Farmer John has been informed of the location of a fugitive cow and wants to catch her immediately. He starts at a point N (0 ≤ N ≤ 100,000) on a number line and the cow is at a point K (0 ≤ K ≤ 100,000) on the same number line. Farmer John has two modes of transportation: walking and teleporting.

• Walking: FJ can move from any point X to the points X - 1 or X + 1 in a single minute
• Teleporting: FJ can move from any point X to the point 2 × X in a single minute.

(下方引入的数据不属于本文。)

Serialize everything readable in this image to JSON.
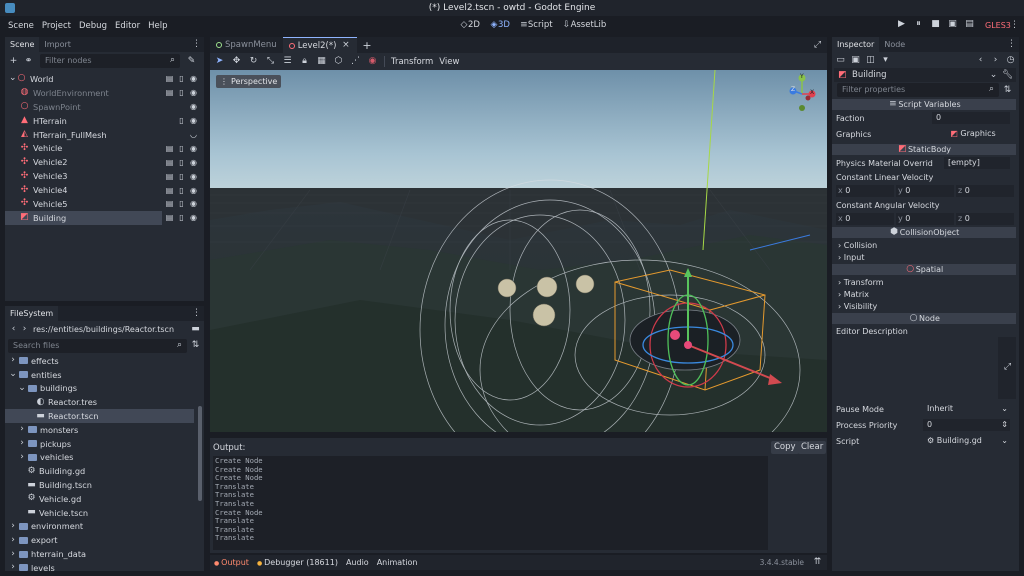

If the cow, unaware of its pursuit, does not move at all, how long does it take for Farmer John to retrieve it?

Input
Line 1: Two space-separated integers: N and K
Output
Line 1: The least amount of time, in minutes, it takes for Farmer John to catch the fugitive cow.
Sample Input
5 17
Sample Output
4
Hint
The fastest way for Farmer John to reach the fugitive cow is to move along the following path: 5-10-9-18-17, which takes 4 minutes.

#include<iostream>
#include<queue>
#include<cstring>
#include<cstdio>
using namespace std;

const int maxn=100001;

int vis[maxn],time[maxn];///vis[i]标记i点是否被访问过，time[i]
int n,k;
queue<int>que;

int bfs(int n,int k)
{
    int head,next;
    que.push(n);///n入队
    vis[n]=1;///n点已经被走过了
    time[n]=0;///到达n点的时候走了0步
    while(!que.empty())///当队列非空的时候
    {
        head=que.front();///取出队首元素
        que.pop();
        for(int i=0;i<3;i++)///三种操作
        {
            if(i==0) next=head+1;
                else if(i==1) next=head-1;
                else next=head*2;
            if(next<0||next>=maxn) continue;
            if(vis[next]==0)
            {
                que.push(next);///next入队
                vis[next]=1;///标记next为已经访问过了
                time[next]=time[head]+1;///时间为上一次操作加一
            }
            if(next==k) return time[next];///到达目的地
    }
}
}
int main()
{
    while(~scanf("%d%d",&n,&k))
    {
        memset(vis,0,sizeof(vis));
        memset(time,0,sizeof(time));
        if(n>=k) printf("%d\n",n-k);
        else printf("%d\n",bfs(n,k));
    }
}